ZORUNLU LİSE EĞİTİMİNE YENİ MODELLER GELEBİLİR
Milli Eğitim Bakanı Yusuf Tekin, TRT Haber’e sunduğu görüşlerinde zorunlu lise eğitim süresinde değişiklik yapma olasılığının bulunduğunu duyurdu. Sanayi ve ticaret sektörlerinin “nitelikli iş gücü” beklentilerini karşılamak amacıyla önerilen düzenlemelerin, toplumsal uzlaşı sağlanması durumunda kabine tarafından ele alınabileceğini ifade etti.
ÜÇ FARKLI EĞİTİM MODELİ GÜNDEME GELDİ
TRT Haber ve Hürriyet’e yansıyan haberlere göre, lise eğitiminde üç farklı model üzerinde tartışmalar sürüyor: 3+1 Eğitim Modeli, 2+2 Eğitim Modeli ve Yaş Esaslı Model. Bu modeller, lise eğitim süresini kısaltarak gençlerin erken yaşta iş gücüne katılmasını veya üniversiteye hazırlığı isteğe bağlı hale getirmeyi hedefliyor.
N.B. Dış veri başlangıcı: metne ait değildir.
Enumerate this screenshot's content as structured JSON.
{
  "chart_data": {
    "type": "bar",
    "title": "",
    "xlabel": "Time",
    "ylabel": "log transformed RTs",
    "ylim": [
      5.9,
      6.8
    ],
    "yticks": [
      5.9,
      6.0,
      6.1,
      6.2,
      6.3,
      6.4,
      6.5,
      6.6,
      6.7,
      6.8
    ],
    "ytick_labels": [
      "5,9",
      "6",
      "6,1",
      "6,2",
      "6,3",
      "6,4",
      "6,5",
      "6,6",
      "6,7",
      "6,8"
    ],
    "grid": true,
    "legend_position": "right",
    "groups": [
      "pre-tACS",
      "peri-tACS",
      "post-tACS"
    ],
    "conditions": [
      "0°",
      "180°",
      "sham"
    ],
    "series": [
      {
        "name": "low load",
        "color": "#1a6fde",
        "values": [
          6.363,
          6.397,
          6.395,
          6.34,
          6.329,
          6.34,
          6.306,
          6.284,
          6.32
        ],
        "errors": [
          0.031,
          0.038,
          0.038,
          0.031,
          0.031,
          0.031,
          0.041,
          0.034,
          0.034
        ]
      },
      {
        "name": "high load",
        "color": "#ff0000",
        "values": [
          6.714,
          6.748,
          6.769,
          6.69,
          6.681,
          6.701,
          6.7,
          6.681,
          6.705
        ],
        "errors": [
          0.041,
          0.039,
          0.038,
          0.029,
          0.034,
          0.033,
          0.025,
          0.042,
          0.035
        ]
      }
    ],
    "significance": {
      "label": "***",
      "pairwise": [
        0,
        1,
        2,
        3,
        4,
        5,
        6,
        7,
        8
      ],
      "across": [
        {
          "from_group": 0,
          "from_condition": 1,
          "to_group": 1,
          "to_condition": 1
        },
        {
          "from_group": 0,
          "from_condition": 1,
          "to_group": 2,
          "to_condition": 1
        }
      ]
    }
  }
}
3+1 EĞİTİM MODELİ: LİSE 3 YILA İNİYOR
3+1 Eğitim Modeli, zorunlu lise eğitimini 3 yılla sınırlandırıyor. Öğrenciler, 11. sınıfı tamamladıktan sonra lise diplomasını alabiliyor. 12. sınıf ise tamamen isteğe bağlı olmakla birlikte üniversite sınavına hazırlık amaçlı bir müfredat sunuyor. Bu model, iş gücüne erken katılımı sağlarken üniversiteye hazırlığı da esnek hale getiriyor. Hürriyet’e göre, bu model sanayi sektörünün taleplerine göre öne çıkıyor ve mevcut sistemle en uyumlu seçenek olarak değerlendiriliyor.
2+2 EĞİTİM MODELİ: ZORUNLU EĞİTİM 2 YIL
Radikal bir alternatif olan 2+2 Eğitim Modeli, zorunlu lise eğitimini 2 yıla indiriyor. 10. sınıfı tamamlayan öğrenciler, 16 yaşında lise diplomasını alabiliyor. İsteyen öğrenciler, ilave 2 yıl daha eğitim alarak üniversiteye geçiş yapabilir veya mesleki eğitim programlarına yönelme şansı bulabiliyor. Mesleki eğitimi ve erken iş gücüne katılımı teşvik etmeyi amaçlayan bu modelin, uzmanlar tarafından akademik yeterlilik açısından tartışmalı bulunabileceği bildirildi.
YAŞ ESASLI MODEL: 16 YAŞINDA DİPLOMA
Üçüncü seçenek, zorunlu eğitimi yaş kriterine dayandırıyor. Bu modele göre, 16 yaşına ulaşan öğrenciler, sınıf seviyesinden bağımsız olarak zorunlu eğitimlerini tamamlamış sayılacak ve lise diploması alacak. Bu model, öğrencilerin bireysel gelişim hızlarını dikkate almayı ve erken mezuniyet imkanı sunmayı amaçlıyor. Bununla birlikte, yaş esaslı sistemin eğitim kalitesine etkileri ve uygulama zorlukları sosyal medyada yoğun tartışmalara neden oldu.
BAKAN TEKİN’İN DEĞERLENDİRMELERİ
Bakan Tekin, önerilerin sanayi ve ticaret odalarından gelen “nitelikli iş gücü” talepleri doğrultusunda şekillendiğini dile getirdi. “Toplumsal uzlaşı sağlanabilecek düzenlemeler kabine tarafından değerlendirilecek” ifadesini kullanan Tekin, bu modellerin pilot uygulamalarla test edilebileceğini ima etti. Ayrıca, mevcut 12 yıllık zorunlu eğitim sisteminin (4+4+4) yapısında esneklik sağlamanın, hem öğrencilerin hem de iş dünyasının taleplerine yanıt verebileceğini savundu.